Diante disso, o Supremo Tribunal Federal indeferiu recurso especial interposto no qual se buscava a suspensão da cobrança da multa de 10%. Esse percentual é arrecadado junto com os 40% a que têm direito os trabalhadores quando são demitidos sem justa causa, mas destina-se à União.

A autora da ação apontou que a Caixa Econômica Federal afirmou, em ofício, que a arrecadação da contribuição está sendo remetida ao Tesouro Nacional, uma vez que as contas do FGTS já não são mais deficitárias.

Essa cobrança foi extinta pelo Congresso em 2013, mas a então Presidente Dilma Roussef vetou a extinção, alegando que não poderia cortar a sobretaxa porque sua renda era usada para financiar programas sociais como o Minha Casa Minha Vida.

O fato de a verba ser utilizada para outra finalidade que não para a qual foi criada — recompor as contas do FGTS — foi o que motivou a interposição do recurso, declarado de repercussão geral. Prevaleceu o voto divergente do ministro Alexandre de Moraes, que entendeu que a destinação da verba seria a preservação do direitos social dos trabalhadores.

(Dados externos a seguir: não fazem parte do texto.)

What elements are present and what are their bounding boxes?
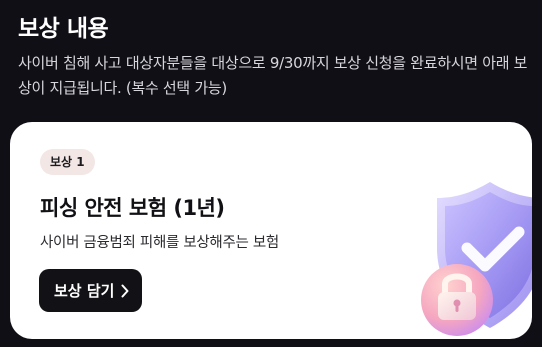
add-reward-button-label: 보상 담기 [54,282,115,300]
padlock-icon [421,264,493,336]
reward-card: 보상 1 피싱 안전 보험 (1년) 사이버 금융범죄 피해를 보상해주는 보험… [10,122,532,339]
reward-badge: 보상 1 [40,149,95,175]
add-reward-button[interactable]: 보상 담기 [39,269,143,312]
section-description: 사이버 침해 사고 대상자분들을 대상으로 9/30까지 보상 신청을 완료하시… [18,54,528,97]
chevron-right-icon [120,284,130,298]
reward-description: 사이버 금융범죄 피해를 보상해주는 보험 [40,235,279,251]
insurance-illustration [421,182,532,336]
section-title: 보상 내용 [18,16,109,42]
reward-section: 보상 내용 사이버 침해 사고 대상자분들을 대상으로 9/30까지 보상 신청… [0,0,542,347]
reward-title: 피싱 안전 보험 (1년) [40,196,225,220]
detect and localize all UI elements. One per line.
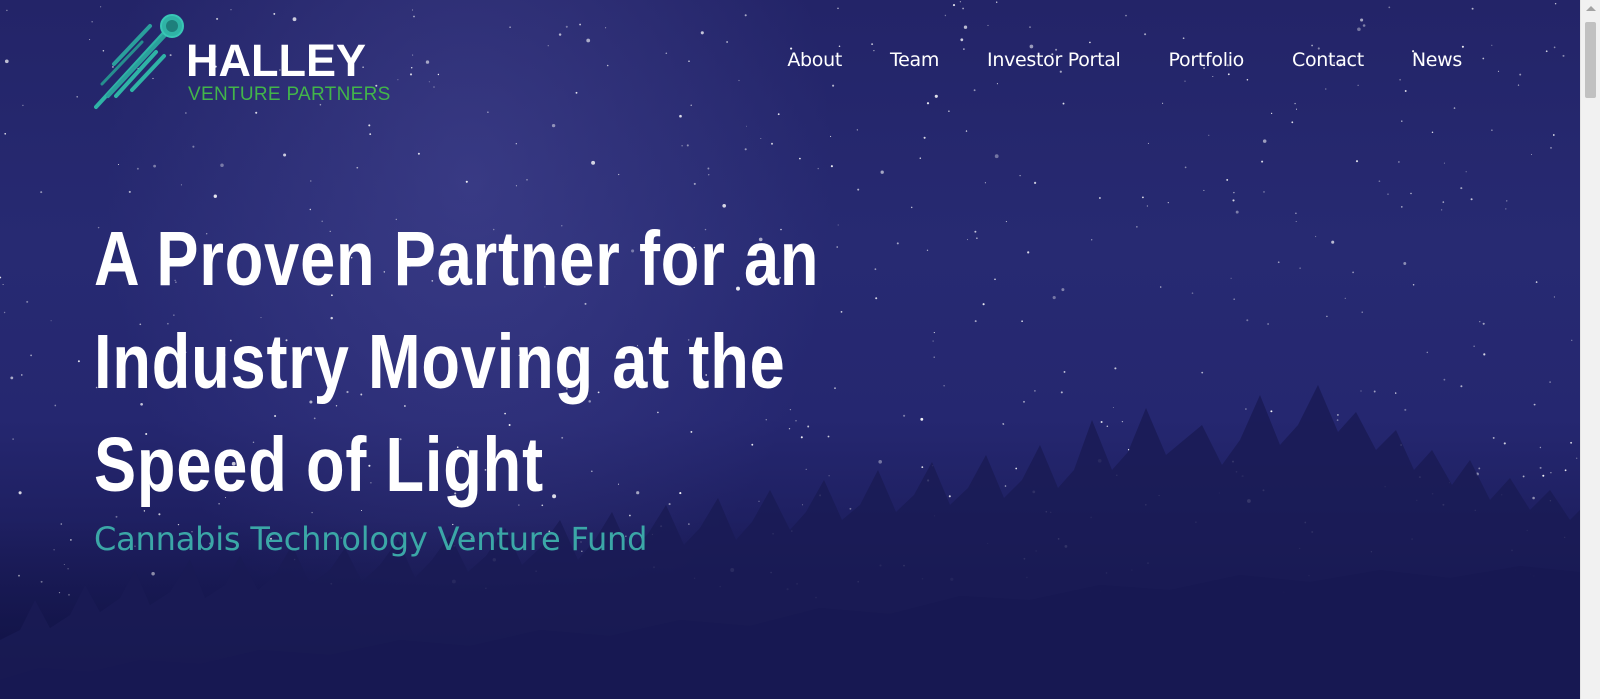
hero-headline: A Proven Partner for an Industry Moving … [94,208,832,517]
hero-headline-line-1: A Proven Partner for an [94,216,820,302]
page-scrollbar[interactable] [1580,0,1600,699]
hero-headline-line-3: Speed of Light [94,422,544,508]
hero-headline-line-2: Industry Moving at the [94,319,786,405]
logo-title: HALLEY [186,35,366,86]
main-navigation: About Team Investor Portal Portfolio Con… [739,46,1462,74]
scroll-up-arrow-icon[interactable] [1586,6,1596,11]
nav-link-investor-portal[interactable]: Investor Portal [987,46,1121,74]
nav-link-team[interactable]: Team [890,46,939,74]
logo-subtitle: VENTURE PARTNERS [188,84,391,105]
nav-link-news[interactable]: News [1412,46,1462,74]
hero-tagline: Cannabis Technology Venture Fund [94,520,648,558]
nav-link-about[interactable]: About [787,46,842,74]
scrollbar-thumb[interactable] [1585,22,1596,98]
nav-link-portfolio[interactable]: Portfolio [1169,46,1245,74]
nav-link-contact[interactable]: Contact [1292,46,1364,74]
brand-logo[interactable]: HALLEY VENTURE PARTNERS [94,12,394,112]
page-viewport: HALLEY VENTURE PARTNERS About Team Inves… [0,0,1600,699]
hero-section: HALLEY VENTURE PARTNERS About Team Inves… [0,0,1580,699]
comet-icon [94,14,184,109]
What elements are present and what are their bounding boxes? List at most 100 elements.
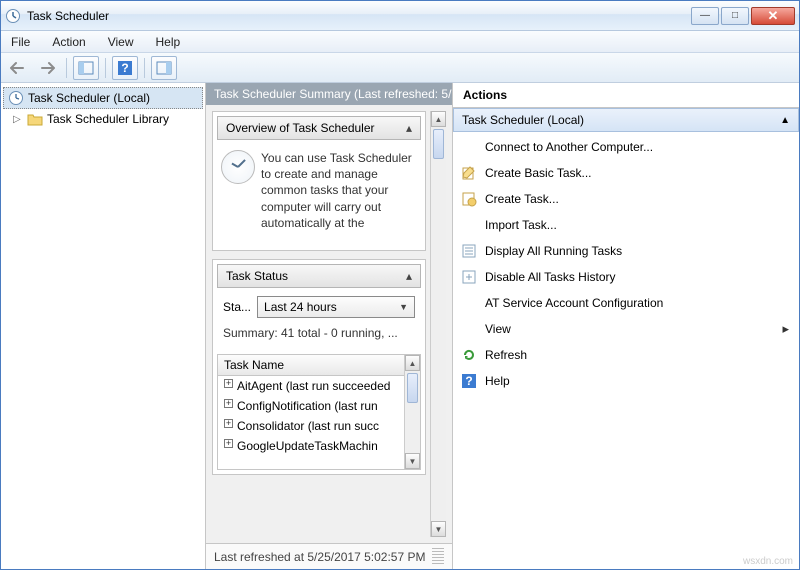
action-label: Import Task... (485, 218, 557, 232)
expand-plus-icon[interactable]: + (224, 379, 233, 388)
task-name: ConfigNotification (last run (237, 399, 378, 413)
scroll-down-button[interactable]: ▼ (431, 521, 446, 537)
action-label: Help (485, 374, 510, 388)
task-row[interactable]: +GoogleUpdateTaskMachin (218, 436, 404, 456)
blank-icon (461, 295, 477, 311)
action-create-task[interactable]: Create Task... (453, 186, 799, 212)
toolbar: ? (1, 53, 799, 83)
status-label: Sta... (223, 300, 251, 314)
task-row[interactable]: + ConfigNotification (last run (218, 396, 404, 416)
center-scrollbar[interactable]: ▲ ▼ (430, 111, 446, 537)
menu-action[interactable]: Action (48, 33, 89, 51)
expand-plus-icon[interactable]: + (224, 439, 233, 448)
toolbar-panel1-button[interactable] (73, 56, 99, 80)
maximize-button[interactable]: □ (721, 7, 749, 25)
task-row[interactable]: + Consolidator (last run succ (218, 416, 404, 436)
window-controls: — □ ✕ (689, 7, 795, 25)
history-icon (461, 269, 477, 285)
title-bar[interactable]: Task Scheduler — □ ✕ (1, 1, 799, 31)
task-name-column-header[interactable]: Task Name (218, 355, 404, 376)
actions-context-header[interactable]: Task Scheduler (Local) ▲ (453, 108, 799, 132)
chevron-up-icon[interactable]: ▴ (406, 121, 412, 135)
overview-header[interactable]: Overview of Task Scheduler ▴ (217, 116, 421, 140)
center-pane: Task Scheduler Summary (Last refreshed: … (206, 83, 453, 569)
expand-icon[interactable]: ▷ (13, 114, 23, 125)
actions-pane: Actions Task Scheduler (Local) ▲ Connect… (453, 83, 799, 569)
scroll-thumb[interactable] (407, 373, 418, 403)
task-name: AitAgent (last run succeeded (237, 379, 390, 393)
main-body: Task Scheduler (Local) ▷ Task Scheduler … (1, 83, 799, 569)
task-name: Consolidator (last run succ (237, 419, 379, 433)
nav-forward-button[interactable] (34, 56, 60, 80)
action-label: AT Service Account Configuration (485, 296, 663, 310)
nav-back-button[interactable] (5, 56, 31, 80)
action-refresh[interactable]: Refresh (453, 342, 799, 368)
action-label: Create Basic Task... (485, 166, 592, 180)
scroll-thumb[interactable] (433, 129, 444, 159)
large-clock-icon (221, 150, 255, 184)
action-at-service[interactable]: AT Service Account Configuration (453, 290, 799, 316)
action-help[interactable]: ? Help (453, 368, 799, 394)
folder-icon (27, 111, 43, 127)
clock-icon (8, 90, 24, 106)
svg-text:?: ? (121, 61, 128, 75)
menu-help[interactable]: Help (152, 33, 185, 51)
watermark-text: wsxdn.com (743, 556, 793, 567)
task-row[interactable]: + AitAgent (last run succeeded (218, 376, 404, 396)
status-filter-row: Sta... Last 24 hours ▼ (213, 292, 425, 322)
action-create-basic-task[interactable]: Create Basic Task... (453, 160, 799, 186)
action-label: Connect to Another Computer... (485, 140, 653, 154)
task-status-panel: Task Status ▴ Sta... Last 24 hours ▼ Sum… (212, 259, 426, 475)
center-body: Overview of Task Scheduler ▴ You can use… (206, 105, 452, 543)
console-tree[interactable]: Task Scheduler (Local) ▷ Task Scheduler … (1, 83, 206, 569)
last-refreshed-text: Last refreshed at 5/25/2017 5:02:57 PM (214, 550, 425, 564)
task-scheduler-window: Task Scheduler — □ ✕ File Action View He… (0, 0, 800, 570)
collapse-arrow-icon[interactable]: ▲ (780, 115, 790, 126)
tree-root-node[interactable]: Task Scheduler (Local) (3, 87, 203, 109)
refresh-icon (461, 347, 477, 363)
action-label: Create Task... (485, 192, 559, 206)
tree-library-node[interactable]: ▷ Task Scheduler Library (3, 109, 203, 129)
expand-plus-icon[interactable]: + (224, 419, 233, 428)
action-display-running[interactable]: Display All Running Tasks (453, 238, 799, 264)
task-status-header[interactable]: Task Status ▴ (217, 264, 421, 288)
actions-header: Actions (453, 83, 799, 108)
status-range-combo[interactable]: Last 24 hours ▼ (257, 296, 415, 318)
blank-icon (461, 139, 477, 155)
task-icon (461, 191, 477, 207)
toolbar-separator (105, 58, 106, 78)
scroll-up-button[interactable]: ▲ (431, 111, 446, 127)
close-button[interactable]: ✕ (751, 7, 795, 25)
scroll-down-button[interactable]: ▼ (405, 453, 420, 469)
blank-icon (461, 321, 477, 337)
actions-context-label: Task Scheduler (Local) (462, 113, 584, 127)
minimize-button[interactable]: — (691, 7, 719, 25)
task-list-scrollbar[interactable]: ▲ ▼ (404, 355, 420, 469)
overview-content: You can use Task Scheduler to create and… (213, 144, 425, 250)
toolbar-separator (66, 58, 67, 78)
action-label: View (485, 322, 511, 336)
toolbar-panel2-button[interactable] (151, 56, 177, 80)
action-label: Refresh (485, 348, 527, 362)
action-connect[interactable]: Connect to Another Computer... (453, 134, 799, 160)
tree-root-label: Task Scheduler (Local) (28, 91, 150, 105)
menu-file[interactable]: File (7, 33, 34, 51)
action-disable-history[interactable]: Disable All Tasks History (453, 264, 799, 290)
chevron-up-icon[interactable]: ▴ (406, 269, 412, 283)
wizard-icon (461, 165, 477, 181)
list-icon (461, 243, 477, 259)
resize-grip-icon[interactable] (432, 548, 444, 566)
task-status-title: Task Status (226, 269, 288, 283)
action-view-submenu[interactable]: View ▸ (453, 316, 799, 342)
scroll-up-button[interactable]: ▲ (405, 355, 420, 371)
action-import-task[interactable]: Import Task... (453, 212, 799, 238)
window-title: Task Scheduler (27, 9, 689, 23)
svg-text:?: ? (465, 374, 472, 388)
action-label: Disable All Tasks History (485, 270, 616, 284)
dropdown-arrow-icon: ▼ (399, 302, 408, 312)
menu-view[interactable]: View (104, 33, 138, 51)
toolbar-help-button[interactable]: ? (112, 56, 138, 80)
expand-plus-icon[interactable]: + (224, 399, 233, 408)
actions-list: Connect to Another Computer... Create Ba… (453, 132, 799, 396)
toolbar-separator (144, 58, 145, 78)
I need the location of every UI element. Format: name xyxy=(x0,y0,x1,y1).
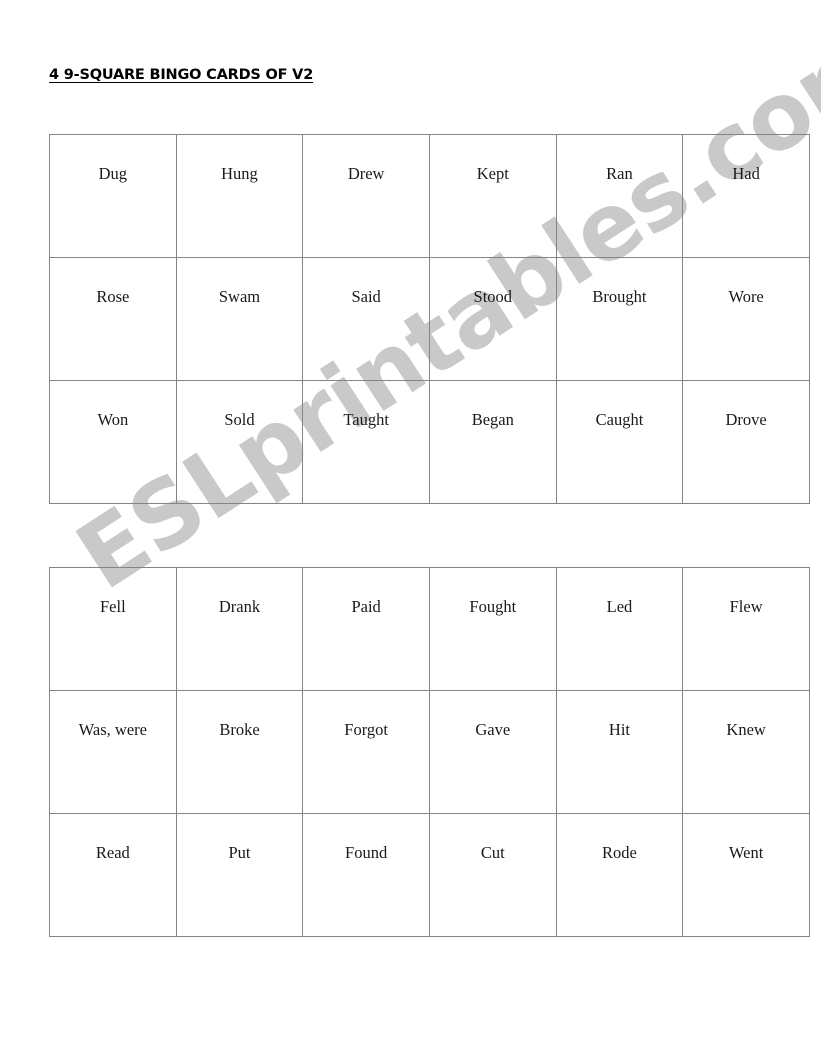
bingo-cell[interactable]: Hung xyxy=(175,134,304,258)
bingo-cell-label: Swam xyxy=(218,287,261,306)
table-row: Won Sold Taught Began Caught Drove xyxy=(49,380,810,504)
bingo-cell-label: Read xyxy=(95,843,130,862)
bingo-cell-label: Drank xyxy=(218,597,261,616)
bingo-cell[interactable]: Found xyxy=(302,813,430,937)
bingo-cell-label: Fell xyxy=(99,597,126,616)
bingo-cell[interactable]: Flew xyxy=(682,567,810,691)
bingo-cell-label: Stood xyxy=(473,287,513,306)
bingo-cell[interactable]: Said xyxy=(302,257,430,381)
bingo-cell-label: Wore xyxy=(728,287,764,306)
bingo-cell-label: Went xyxy=(728,843,764,862)
bingo-cell[interactable]: Stood xyxy=(428,257,557,381)
bingo-cell-label: Broke xyxy=(219,720,260,739)
bingo-cell[interactable]: Was, were xyxy=(49,690,177,814)
bingo-cell-label: Kept xyxy=(476,164,509,183)
bingo-cell[interactable]: Wore xyxy=(682,257,810,381)
bingo-cell-label: Knew xyxy=(726,720,766,739)
bingo-cell[interactable]: Paid xyxy=(302,567,430,691)
bingo-cell[interactable]: Forgot xyxy=(302,690,430,814)
bingo-cell[interactable]: Fell xyxy=(49,567,177,691)
bingo-cell[interactable]: Swam xyxy=(175,257,304,381)
table-row: Fell Drank Paid Fought Led Flew xyxy=(49,567,810,691)
bingo-cell[interactable]: Hit xyxy=(555,690,684,814)
bingo-cell-label: Taught xyxy=(343,410,389,429)
bingo-cell[interactable]: Caught xyxy=(555,380,684,504)
bingo-cell-label: Brought xyxy=(592,287,647,306)
bingo-cell[interactable]: Drank xyxy=(175,567,304,691)
bingo-cell[interactable]: Gave xyxy=(428,690,557,814)
bingo-cell[interactable]: Led xyxy=(555,567,684,691)
table-row: Was, were Broke Forgot Gave Hit Knew xyxy=(49,690,810,814)
bingo-cell-label: Won xyxy=(97,410,129,429)
bingo-cell[interactable]: Rode xyxy=(555,813,684,937)
bingo-cell-label: Put xyxy=(228,843,251,862)
document-page: ESLprintables.com 4 9-SQUARE BINGO CARDS… xyxy=(0,0,821,1062)
bingo-cell[interactable]: Kept xyxy=(428,134,557,258)
bingo-cell-label: Was, were xyxy=(78,720,147,739)
bingo-cell[interactable]: Cut xyxy=(428,813,557,937)
bingo-cell-label: Caught xyxy=(595,410,644,429)
bingo-cell-label: Sold xyxy=(224,410,255,429)
bingo-card-1: Dug Hung Drew Kept Ran Had Rose Swam Sai… xyxy=(49,134,810,504)
bingo-cell-label: Ran xyxy=(606,164,633,183)
bingo-cell[interactable]: Sold xyxy=(175,380,304,504)
bingo-cell[interactable]: Fought xyxy=(428,567,557,691)
page-title: 4 9-SQUARE BINGO CARDS OF V2 xyxy=(49,67,314,83)
bingo-cell[interactable]: Broke xyxy=(175,690,304,814)
bingo-cell-label: Hung xyxy=(221,164,258,183)
bingo-cell[interactable]: Taught xyxy=(302,380,430,504)
bingo-cell-label: Found xyxy=(345,843,388,862)
bingo-cell-label: Gave xyxy=(475,720,511,739)
bingo-cell[interactable]: Put xyxy=(175,813,304,937)
bingo-cell-label: Paid xyxy=(351,597,381,616)
bingo-cell-label: Rode xyxy=(602,843,637,862)
bingo-cell[interactable]: Read xyxy=(49,813,177,937)
bingo-cell-label: Fought xyxy=(469,597,517,616)
bingo-cell[interactable]: Had xyxy=(682,134,810,258)
bingo-cell[interactable]: Rose xyxy=(49,257,177,381)
bingo-cell-label: Had xyxy=(732,164,760,183)
table-row: Rose Swam Said Stood Brought Wore xyxy=(49,257,810,381)
bingo-cell[interactable]: Dug xyxy=(49,134,177,258)
bingo-cell[interactable]: Went xyxy=(682,813,810,937)
bingo-cell[interactable]: Knew xyxy=(682,690,810,814)
bingo-cell[interactable]: Drove xyxy=(682,380,810,504)
bingo-cell[interactable]: Drew xyxy=(302,134,430,258)
bingo-cell-label: Cut xyxy=(480,843,505,862)
bingo-cell-label: Hit xyxy=(608,720,630,739)
table-row: Read Put Found Cut Rode Went xyxy=(49,813,810,937)
bingo-cell-label: Forgot xyxy=(344,720,388,739)
bingo-cell-label: Led xyxy=(606,597,633,616)
bingo-cell-label: Rose xyxy=(96,287,130,306)
table-row: Dug Hung Drew Kept Ran Had xyxy=(49,134,810,258)
bingo-cell-label: Began xyxy=(471,410,514,429)
bingo-cell[interactable]: Brought xyxy=(555,257,684,381)
bingo-cell-label: Drew xyxy=(347,164,385,183)
bingo-cell-label: Said xyxy=(351,287,381,306)
bingo-card-2: Fell Drank Paid Fought Led Flew Was, wer… xyxy=(49,567,810,937)
bingo-cell-label: Drove xyxy=(725,410,767,429)
bingo-cell-label: Flew xyxy=(729,597,763,616)
bingo-cell-label: Dug xyxy=(98,164,128,183)
bingo-cell[interactable]: Ran xyxy=(555,134,684,258)
bingo-cell[interactable]: Won xyxy=(49,380,177,504)
bingo-cell[interactable]: Began xyxy=(428,380,557,504)
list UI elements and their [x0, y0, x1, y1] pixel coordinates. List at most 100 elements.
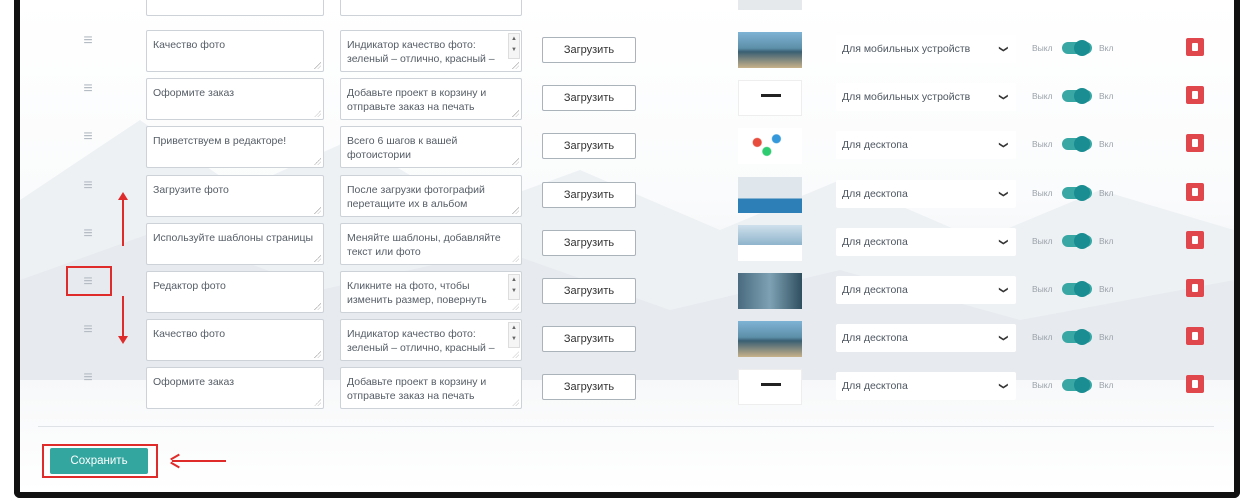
- device-select[interactable]: Для десктопа ❯: [836, 131, 1016, 159]
- drag-handle-icon[interactable]: ≡: [80, 226, 96, 243]
- step-row: ≡ Качество фото Индикатор качество фото: з…: [20, 319, 1234, 369]
- toggle-knob[interactable]: [1074, 377, 1090, 393]
- toggle-off-label: Выкл: [1032, 43, 1053, 53]
- step-description-field[interactable]: Индикатор качество фото: зеленый – отлич…: [340, 30, 522, 72]
- drag-handle-icon[interactable]: ≡: [80, 81, 96, 98]
- toggle-off-label: Выкл: [1032, 91, 1053, 101]
- delete-button[interactable]: [1186, 375, 1204, 393]
- device-select[interactable]: Для десктопа ❯: [836, 324, 1016, 352]
- upload-button[interactable]: Загрузить: [542, 37, 636, 63]
- trash-icon: [1192, 284, 1198, 292]
- upload-button[interactable]: Загрузить: [542, 133, 636, 159]
- step-description-field[interactable]: Кликните на фото, чтобы изменить размер,…: [340, 271, 522, 313]
- toggle-off-label: Выкл: [1032, 380, 1053, 390]
- step-title-field[interactable]: Оформите заказ: [146, 367, 324, 409]
- step-thumbnail: [738, 369, 802, 405]
- resize-grip-icon[interactable]: [314, 351, 321, 358]
- resize-grip-icon[interactable]: [314, 303, 321, 310]
- step-title-field[interactable]: Оформите заказ: [146, 78, 324, 120]
- resize-grip-icon[interactable]: [314, 62, 321, 69]
- delete-button[interactable]: [1186, 279, 1204, 297]
- scroll-arrows-icon[interactable]: ▲ ▼: [508, 33, 520, 59]
- step-title-field[interactable]: Используйте шаблоны страницы: [146, 223, 324, 265]
- toggle-knob[interactable]: [1074, 136, 1090, 152]
- resize-grip-icon[interactable]: [512, 303, 519, 310]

Para o ministro: “Disso se pode concluir que, a partir de 2004, tais receitas poderão ser parcialmente destinadas a fins diversos, desde que igualmente voltados à preservação dos direitos inerentes ao FGTS, ainda que indiretamente. Portanto, parece evidente que a referida contribuição, para qual o legislador complementar não atribuiu qualquer lapso temporal, permanece legitimamente em vigor”, concluiu.